Nell’artificio dello specchio sta
il passaggio dell’anima della donna, perfetta come una Venere del Tiziano, a
una donna dalla vita ordinaria: una cucitrice, una filatrice, una massaia, una
donna che ha un ruolo produttivo nella tenebrosa civiltà del seicento. Dunque,
l’immutabile corpo di Venere attraversa millenni prima
che la dea-donna possa voltare le spalle
al suo osservatore.
Un evento
celebrato dal suo nascere ininterrottamente, sia per l’esser nudo di donna, proibito nella Spagna della
Controriforma, sia per l’ineguagliata bellezza
del nudo stesso.
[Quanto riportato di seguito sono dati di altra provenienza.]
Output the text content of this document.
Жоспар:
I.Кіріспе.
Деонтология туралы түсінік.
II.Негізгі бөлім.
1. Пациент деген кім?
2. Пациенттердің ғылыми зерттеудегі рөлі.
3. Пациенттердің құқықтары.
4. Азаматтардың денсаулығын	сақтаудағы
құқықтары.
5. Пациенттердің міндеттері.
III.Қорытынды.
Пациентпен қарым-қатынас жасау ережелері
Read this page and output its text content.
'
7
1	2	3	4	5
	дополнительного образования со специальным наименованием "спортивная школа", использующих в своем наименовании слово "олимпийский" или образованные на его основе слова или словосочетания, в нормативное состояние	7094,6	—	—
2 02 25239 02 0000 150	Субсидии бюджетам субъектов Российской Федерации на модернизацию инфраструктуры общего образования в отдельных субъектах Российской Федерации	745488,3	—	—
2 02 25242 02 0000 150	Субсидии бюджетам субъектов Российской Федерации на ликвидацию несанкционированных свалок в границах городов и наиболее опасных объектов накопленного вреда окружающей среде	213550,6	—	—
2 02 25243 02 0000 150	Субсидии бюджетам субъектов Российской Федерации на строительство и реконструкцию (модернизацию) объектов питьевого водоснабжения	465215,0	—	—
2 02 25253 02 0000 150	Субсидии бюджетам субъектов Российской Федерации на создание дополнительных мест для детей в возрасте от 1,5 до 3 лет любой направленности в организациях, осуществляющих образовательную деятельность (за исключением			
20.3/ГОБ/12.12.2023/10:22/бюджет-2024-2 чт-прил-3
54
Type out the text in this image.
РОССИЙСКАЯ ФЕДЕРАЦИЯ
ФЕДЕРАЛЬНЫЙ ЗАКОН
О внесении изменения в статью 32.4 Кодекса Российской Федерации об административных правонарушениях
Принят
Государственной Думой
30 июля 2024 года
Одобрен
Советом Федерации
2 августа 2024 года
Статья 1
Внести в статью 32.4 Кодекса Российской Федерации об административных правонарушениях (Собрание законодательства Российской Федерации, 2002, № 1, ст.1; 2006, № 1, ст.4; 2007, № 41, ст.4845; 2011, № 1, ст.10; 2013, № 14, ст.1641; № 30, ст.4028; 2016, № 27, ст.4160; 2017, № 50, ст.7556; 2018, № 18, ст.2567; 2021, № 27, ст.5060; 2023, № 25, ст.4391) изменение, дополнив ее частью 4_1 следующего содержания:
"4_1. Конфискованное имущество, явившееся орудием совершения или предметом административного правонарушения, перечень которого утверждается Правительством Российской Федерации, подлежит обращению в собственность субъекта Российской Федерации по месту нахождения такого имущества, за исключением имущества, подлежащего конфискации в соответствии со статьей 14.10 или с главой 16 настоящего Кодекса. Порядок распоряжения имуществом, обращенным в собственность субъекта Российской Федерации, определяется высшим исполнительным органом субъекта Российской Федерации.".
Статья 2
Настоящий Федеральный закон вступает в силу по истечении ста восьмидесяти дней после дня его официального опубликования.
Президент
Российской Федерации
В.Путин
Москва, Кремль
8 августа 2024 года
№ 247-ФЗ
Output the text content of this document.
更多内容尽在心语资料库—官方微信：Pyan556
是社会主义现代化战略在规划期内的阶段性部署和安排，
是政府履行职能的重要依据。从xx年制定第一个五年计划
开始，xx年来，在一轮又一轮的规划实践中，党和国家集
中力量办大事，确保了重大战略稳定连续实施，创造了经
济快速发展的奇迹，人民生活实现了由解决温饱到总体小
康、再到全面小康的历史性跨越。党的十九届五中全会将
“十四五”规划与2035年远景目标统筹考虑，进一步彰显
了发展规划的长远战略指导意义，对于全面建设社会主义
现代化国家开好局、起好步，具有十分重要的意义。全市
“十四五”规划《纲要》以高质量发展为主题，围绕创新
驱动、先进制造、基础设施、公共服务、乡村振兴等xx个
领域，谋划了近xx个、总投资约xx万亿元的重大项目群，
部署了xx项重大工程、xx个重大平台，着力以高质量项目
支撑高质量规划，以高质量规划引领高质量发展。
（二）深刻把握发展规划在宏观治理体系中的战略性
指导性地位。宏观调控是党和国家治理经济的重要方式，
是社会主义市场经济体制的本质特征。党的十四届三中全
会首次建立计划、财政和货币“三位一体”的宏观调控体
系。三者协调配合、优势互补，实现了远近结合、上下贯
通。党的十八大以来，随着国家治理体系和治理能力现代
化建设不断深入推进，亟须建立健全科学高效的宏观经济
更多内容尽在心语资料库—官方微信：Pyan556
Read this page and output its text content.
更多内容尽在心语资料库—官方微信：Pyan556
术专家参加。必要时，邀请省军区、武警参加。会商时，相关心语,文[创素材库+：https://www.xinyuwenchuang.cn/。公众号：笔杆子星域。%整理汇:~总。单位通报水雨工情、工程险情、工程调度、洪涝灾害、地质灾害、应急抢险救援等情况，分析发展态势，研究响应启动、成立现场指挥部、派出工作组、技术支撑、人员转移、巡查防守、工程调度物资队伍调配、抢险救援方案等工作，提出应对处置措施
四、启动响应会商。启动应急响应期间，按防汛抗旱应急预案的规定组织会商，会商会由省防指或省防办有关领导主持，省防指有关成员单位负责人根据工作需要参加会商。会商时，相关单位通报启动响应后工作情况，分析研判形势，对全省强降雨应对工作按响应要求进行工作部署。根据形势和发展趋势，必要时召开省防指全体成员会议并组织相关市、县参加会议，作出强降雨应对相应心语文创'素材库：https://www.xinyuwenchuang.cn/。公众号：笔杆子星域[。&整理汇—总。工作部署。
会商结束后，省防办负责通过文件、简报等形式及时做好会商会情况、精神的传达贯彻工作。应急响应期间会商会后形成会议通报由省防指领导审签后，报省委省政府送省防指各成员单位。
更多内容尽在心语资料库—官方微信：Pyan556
L’evento è ancora più evento se si considera l’atto drammatico di cui fu oggetto nel 1914.
La suffragetta Mary Richardson entrò
nella National Gallery di Londra nascondendo
una scure e, giunta davanti alla Venere del Velázquez, vibrò sette colpi sul
fianco e sul dorso della dea; un gesto che nelle intenzioni voleva essere una
protesta spettacolare contro l’arresto di Emmeline
Pankhurst, leader riconosciuta del movimento femminista inglese, allora in una
fase particolarmente attiva e battagliera. Il violento sondaggio in profondità
operato dai colpi di scure della suffragetta contro il corpo simbolo della
donna dea, ha confermato la modernità del modo di procedere dell’artista
che crea in uno la forma e il colore stendendo direttamente la pittura sulla
tela in un unico strato. I violenti tagli rivelarono che il corpo della Venere fu
dipinto direttamente sulla preparazione marrone-verdognola
della tela, proprio come avrebbe fatto un moderno. Dunque, la donna di Velázquez volge le spalle alla
sua rappresentazione di dea madre, regina e si riflette in un’immagine anonima,
indefinita, ambigua come l’Ermafrodito Borghese a cui il nudo s’ispira più che la
Danae del Tiziano, frontale rappresentazione della prosperità.
In questo tema non vi sono discontinuità catastrofiche , come per l’architettura, ma piccole catastrofi, ovvero variazioni delle convenzioni sociali che solo gli artisti riescono a trasformare in valori universali.